A U.S. law enforcement source told Reuters a foreign entity or government was believed to be behind the cyber intrusion against the Office of Personnel Management (OPM), and media reports said authorities suspected it originated in China.
The Federal Bureau of Investigation said it had launched a probe and would hold the culprits accountable.
OPM detected new malicious activity affecting its information systems in April and the Department of Homeland Security said it concluded at the beginning of May that the agency's data had been compromised.
The breach affected OPM's IT systems and its data stored at the Department of the Interior's data center, which is a shared service center for federal agencies, a DHS official said on condition of anonymity. The official would not comment on whether other agencies' data had been affected.
OPM had previously been the victim of another cyberattack, as have various federal government computer systems at the State Department, the U.S. Postal Service and the White House.

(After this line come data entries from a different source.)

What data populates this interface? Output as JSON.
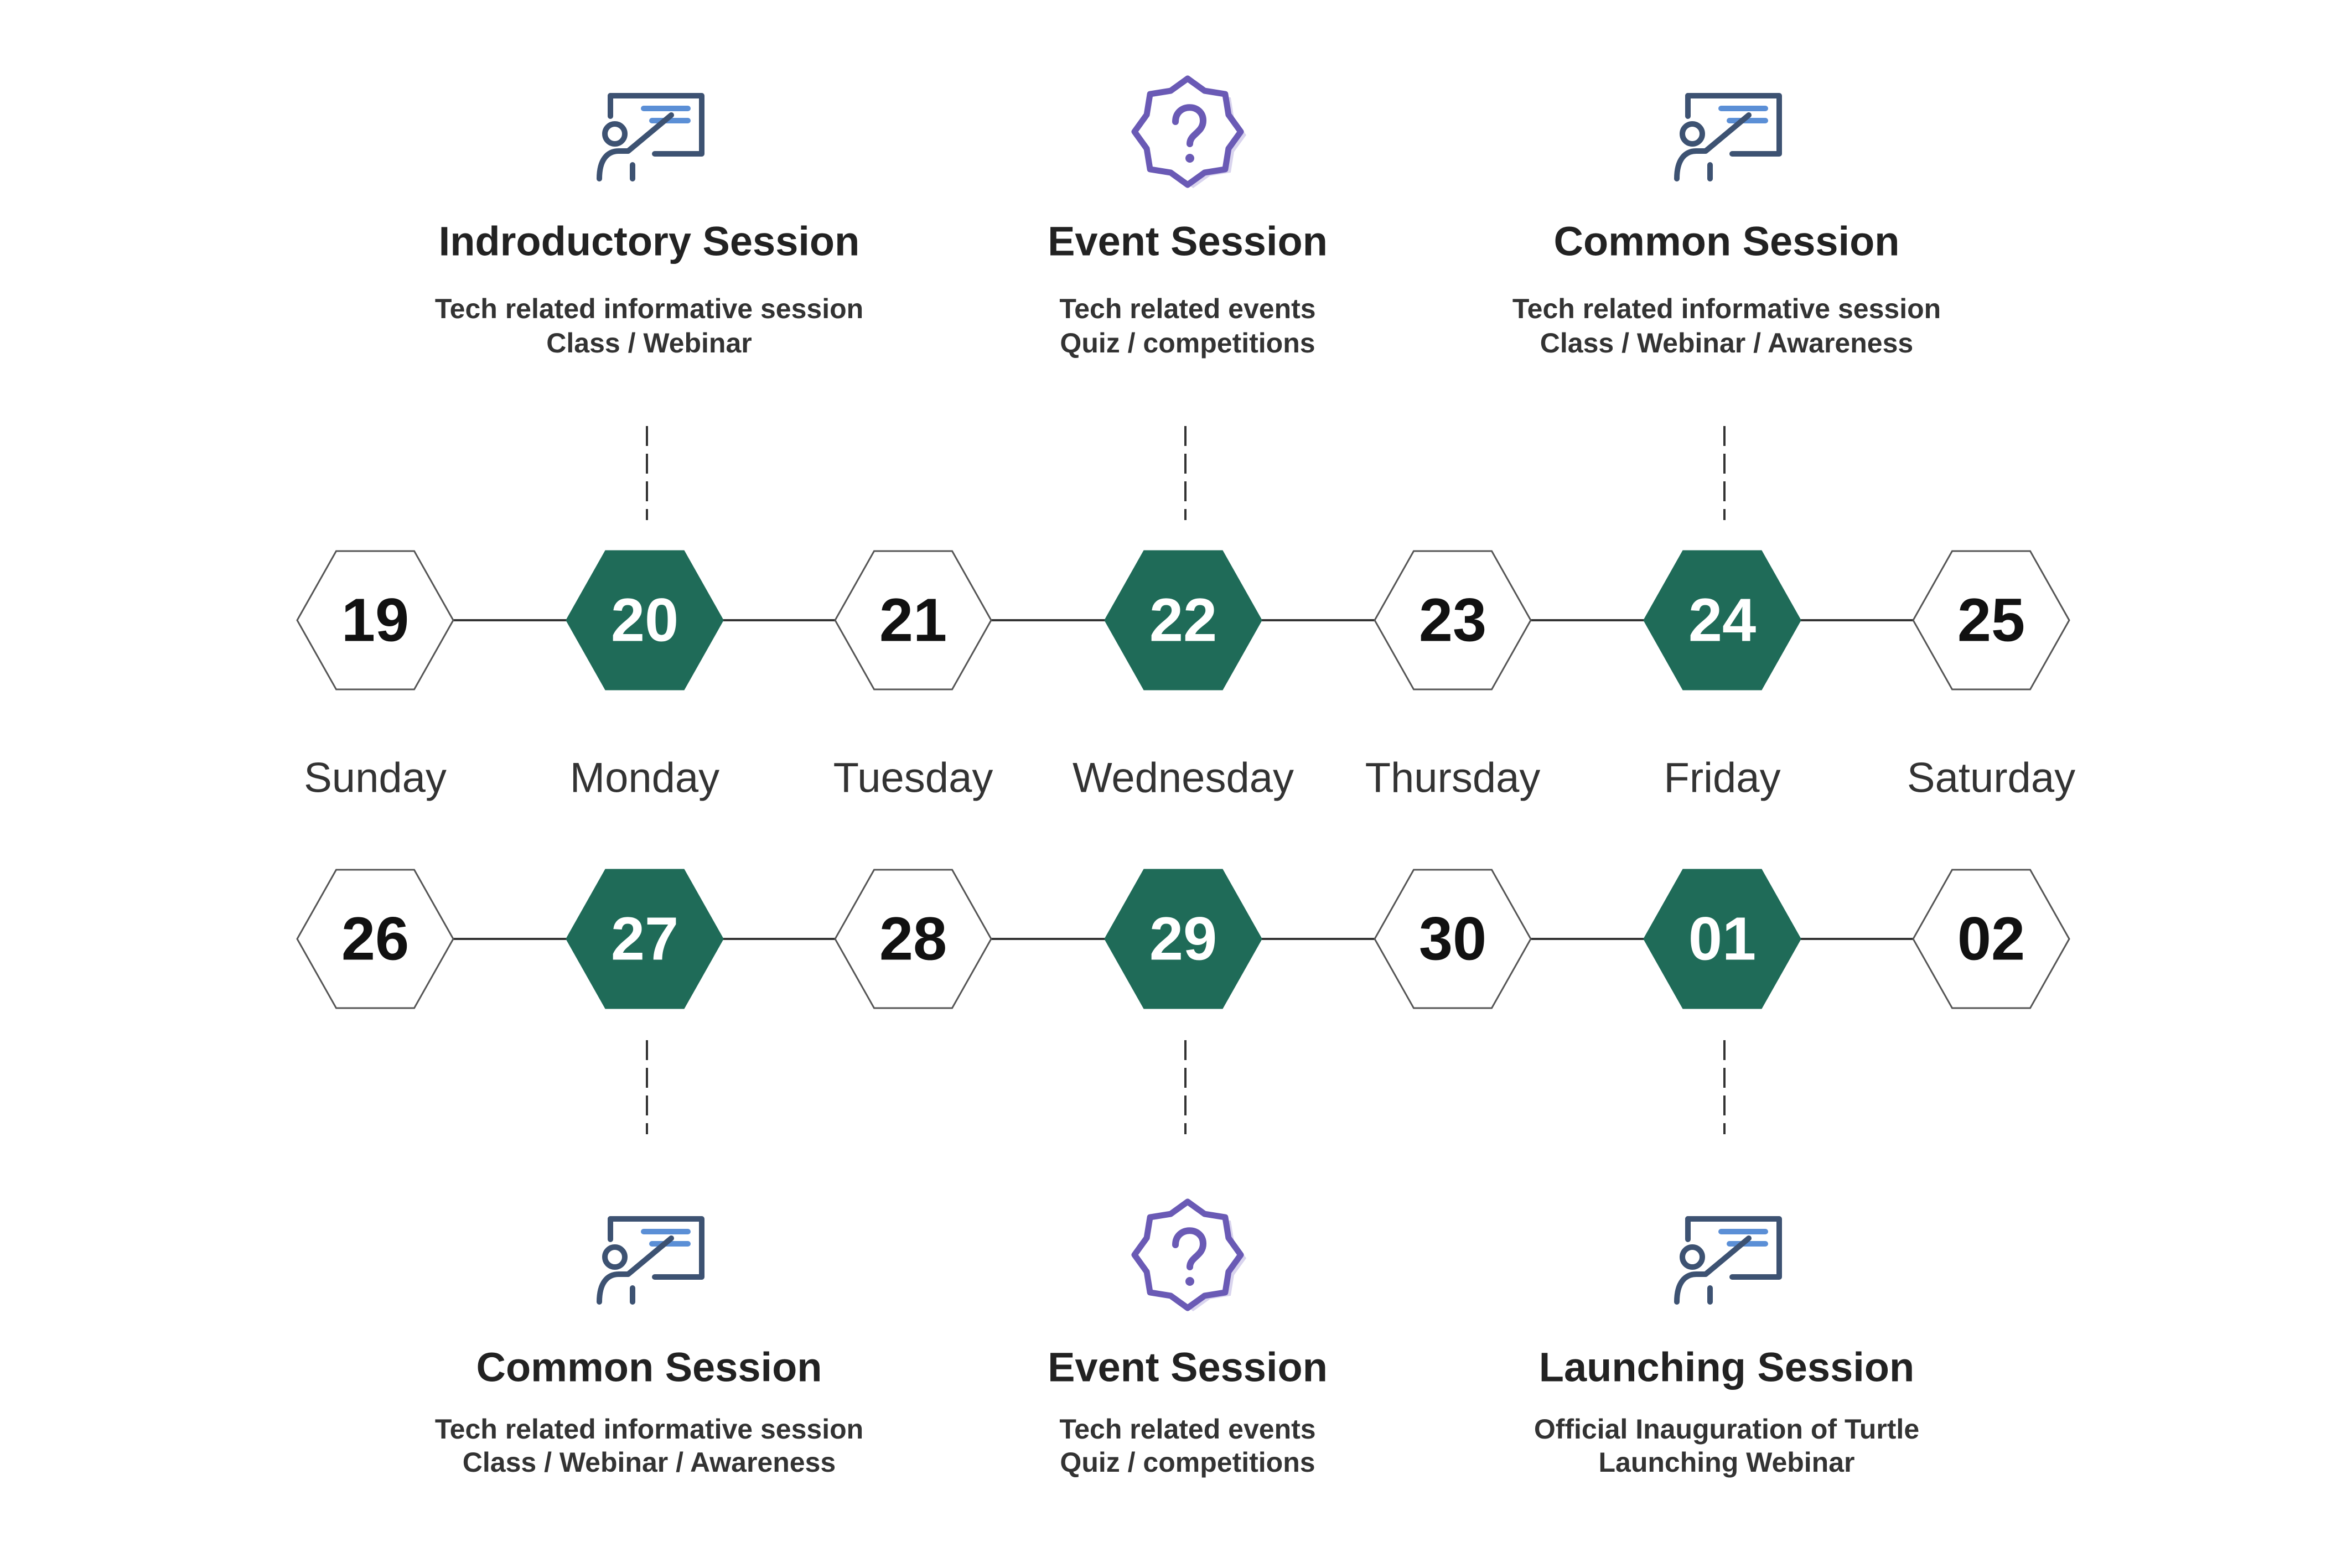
{
  "colors": {
    "accent": "#1f6b58",
    "hex_outline": "#555555",
    "connector": "#333333",
    "icon_navy": "#3d5272",
    "icon_blue": "#5b8fd6",
    "icon_purple": "#6a5ab5",
    "icon_lavender": "#d9d4ee",
    "number_dark": "#111111",
    "number_light": "#ffffff"
  },
  "weekdays": [
    "Sunday",
    "Monday",
    "Tuesday",
    "Wednesday",
    "Thursday",
    "Friday",
    "Saturday"
  ],
  "week1": [
    {
      "num": "19",
      "highlight": false
    },
    {
      "num": "20",
      "highlight": true
    },
    {
      "num": "21",
      "highlight": false
    },
    {
      "num": "22",
      "highlight": true
    },
    {
      "num": "23",
      "highlight": false
    },
    {
      "num": "24",
      "highlight": true
    },
    {
      "num": "25",
      "highlight": false
    }
  ],
  "week2": [
    {
      "num": "26",
      "highlight": false
    },
    {
      "num": "27",
      "highlight": true
    },
    {
      "num": "28",
      "highlight": false
    },
    {
      "num": "29",
      "highlight": true
    },
    {
      "num": "30",
      "highlight": false
    },
    {
      "num": "01",
      "highlight": true
    },
    {
      "num": "02",
      "highlight": false
    }
  ],
  "sessions_top": [
    {
      "day_index": 1,
      "icon": "presentation-icon",
      "title": "Indroductory Session",
      "lines": [
        "Tech related informative session",
        "Class / Webinar"
      ]
    },
    {
      "day_index": 3,
      "icon": "question-badge-icon",
      "title": "Event Session",
      "lines": [
        "Tech related events",
        "Quiz / competitions"
      ]
    },
    {
      "day_index": 5,
      "icon": "presentation-icon",
      "title": "Common Session",
      "lines": [
        "Tech related informative session",
        "Class / Webinar / Awareness"
      ]
    }
  ],
  "sessions_bottom": [
    {
      "day_index": 1,
      "icon": "presentation-icon",
      "title": "Common Session",
      "lines": [
        "Tech related informative session",
        "Class / Webinar / Awareness"
      ]
    },
    {
      "day_index": 3,
      "icon": "question-badge-icon",
      "title": "Event Session",
      "lines": [
        "Tech related events",
        "Quiz / competitions"
      ]
    },
    {
      "day_index": 5,
      "icon": "presentation-icon",
      "title": "Launching Session",
      "lines": [
        "Official Inauguration of Turtle",
        "Launching Webinar"
      ]
    }
  ]
}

"The FBI is working with our interagency partners to investigate this matter," the bureau said in a statement. "We take all potential threats to public and private sector systems seriously, and will continue to investigate and hold accountable those who pose a threat in cyberspace.”
A law-enforcement official, speaking on condition of anonmity, said the cyber attack was believed to have been launched from outside the United States, but would neither confirm nor deny that it had originated in China.
The U.S. government has long raised concerns about cyber spying and theft emanating from China and has urged Beijing to do more to curb the problem. China has denied U.S. accusations.
There was no immediate comment from the White House on the latest cyber attack.
Since the intrusion, OPM said it had implemented additional security precautions for its networks. It said it would notify the 4 million people affected and offer credit monitoring and identity theft services to the people affected.
"The last few months have seen a series of massive data breaches that have affected millions of Americans," U.S. Rep. Adam Schiff, the ranking Democrat on the House Permanent Select Committee on Intelligence, said in a statement.
But he called the latest intrusion "among the most shocking because Americans may expect that federal computer networks are maintained with state of the art defenses."
"It's clear that a substantial improvement in our cyber databases and defenses is perilously overdue," Schiff added.